Caio Calixto Teixeira Pereira

Graduando em Geografia da Universidade do Estado do Rio de Janeiro Bolsista do Programa de Educação Tutorial - PET

[email protected] Resumo: O trabalho é resultado da pesquisa orientada pelo Prof. Dr. Ulisses Fernandes dentro do Programa de Educação Tutorial de Geografia na Universidade do Estado do Rio de Janeiro. Sua temática envolve as desapropriações feitas pela Administração da Prefeitura do Rio de Janeiro, no Eixo Madureira-Campinho. Nesse eixo estão bairros da Zona Norte do subúrbio Carioca, os quais sofrerão forte interferência urbana em função da obra pública denominada BRT – Transcarioca, a qual ligará o Aeroporto Internacional do Rio de Janeiro, na Ilha do Governador e o bairro da Barra da Tijuca, na Zona Oeste da cidade.
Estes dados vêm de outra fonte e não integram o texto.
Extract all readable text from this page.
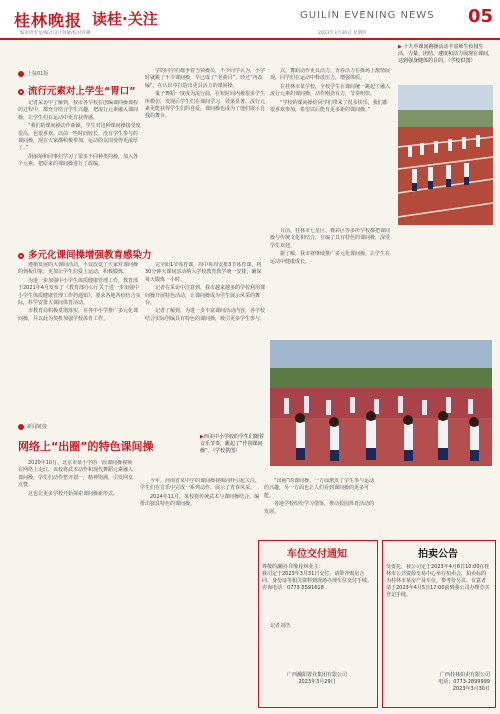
桂林晚报 读桂·关注	GUILIN EVENING NEWS 05
编审周金龙/编式设计蒋敏/校对蒋骥	2023年3月30日 星期四
上接01版
流行元素对上学生“胃口”

记者采访中了解到，我市各学校在创编课间操课程的过程中，都充分结合学生兴趣，把流行元素融入课间操，让学生们在运动中更有获得感。

“我们的课间操动作新颖，学生对这种课间操接受度很高，也很喜欢。以前一些时间较长，没有学生参与的课间操，现在大家都积极参加，运动的氛围变得更浓厚了。”

胡丽菊和同事们学习了很多不同种类的操，加入各个元素，把原来的课间操进行了改编。

学的同学们都争着当领操员，不少同学认为，小学时就跳了不少课间操，早已成了“老曲目”。经过“再改编”，在认识中打造出更具活力的课间操。

鬼子舞蹈一度成为流行曲，在短时间内被很多学生所模仿，发现后学生们在课间学习，效果显著。流行元素更能获得学生们的喜爱，课间操也成为了他们展示自我的舞台。

式，舞蹈动作更具活力，青春活力在操场上激情展现。同学们在运动中释放压力，增强体质。

在桂林市某学校，全校学生在课间统一跳起了融入流行元素的课间操，动作刚劲有力，节奏明快。

“学校的课间操给同学们带来了很多快乐，我们都很喜欢参加，希望以后能有更多新的课间操。”

▶ 十九中课间跑操活动丰富师生校园生活，力量、团结、速度和活力展现在课间，达到强身健体的目的。（学校供图）
多元化课间操增强教育感染力

遵循发展的大课间活动，不仅改变了大家对课间操的刻板印象，更加让学生们爱上运动，积极锻炼。

为进一步加强中小学生体质健康管理工作，教育部于2021年4月发布了《教育部办公厅关于进一步加强中小学生体质健康管理工作的通知》，要求各地各校结合实际，科学安排大课间体育活动。

市教育局积极贯彻落实，在各中小学推广多元化课间操，并以此为契机加强学校体育工作。

完全阳1节体育课，周中每周安排3节体育课，将30分钟大课间活动纳入学校教育教学统一安排，确保每天锻炼一小时。

记者在采访中注意到，我市越来越多的学校利用课间操开展特色活动，让课间操成为学生展示风采的舞台。

记者了解到，为进一步丰富课间活动内容，各学校结合实际创编具有特色的课间操，吸引更多学生参与。

目前，桂林市七星区、叠彩区等多所学校都把课间操与传统文化相结合，自编了具有特色的课间操，深受学生欢迎。

据了解，我市将继续推广多元化课间操，让学生在运动中健康成长。

▶西美中小学校的学生们随着音乐节奏，跳起了“作别课间操”。（学校供图）
新闻链接
网络上“出圈”的特色课间操

2020年10月，北京市某小学的一段课间操视频在网络上走红。该校将武术动作和现代舞蹈元素融入课间操，学生们动作整齐划一，精神饱满，引发网友点赞。

这也让更多学校开始探索课间操新形式。

今年，河南省某中学的课间操视频同样引起关注，学生们在音乐中完成一系列动作，展示了青春风采。

2024年11月，某校将传统武术与课间操结合，编排出独具特色的课间操。

“出圈”的课间操，一方面激发了学生参与运动的兴趣，另一方面也让人们看到课间操的更多可能。

各地学校纷纷学习借鉴，推动校园体育活动的发展。

记者刘浩
车位交付通知
尊敬的澜园·印象桂林业主：
我司定于2023年3月31日交付，请带齐购房合同、身份证等相关资料到现场办理车位交付手续。咨询电话：0773-5591618
广西瀚阳置业集团有限公司
2023年3月29日
拍卖公告
受委托，我公司定于2023年4月6日10:00在桂林市公共资源交易中心举行拍卖会，拍卖标的为桂林市某房产及车位，参考价另议。有意者请于2023年4月5日17:00前到我公司办理竞买登记手续。
广西桂林拍卖有限公司
电话：0773-2899999
2023年3月30日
Através deste trabalho pretende-se analisar os movimentos sociais criados pelos moradores e entidades civis relacionados direta ou indiretamente ao eixo analisado. Pretendendo apresentar os resultados das remoções feitas no que englobam muitos moradores de uma comunidade e seus deslocamentos populacionais contrapondo com as ações do poder público para com esses moradores e suas moradias. A operacionalização da pesquisa vem sendo realizada através de fontes primárias como documentos e projetos relacionados ao recorte espacial abordado juntamente com o aporte teórico de fontes secundárias dimensionadas pelos movimentos sociais e organização espacial urbana. Com isso, foram realizados trabalhos empíricos para coleta e análise de dados necessários à pesquisa. Os resultados estão em estágio final, e podemos afirmar que muitos moradores foram removidos e realocados em outros bairros da Zona Oeste da cidade, principalmente Cosmos, passando a enfrentar inúmeras dificuldades como a dificuldade de deslocamento ou o fato de terem de sustentar o ônus do aluguel social proposto pelo Município em alguns casos. Palavras-chave: movimentos sociais, Madureira, BRT – Transcarioca, espaço urbano.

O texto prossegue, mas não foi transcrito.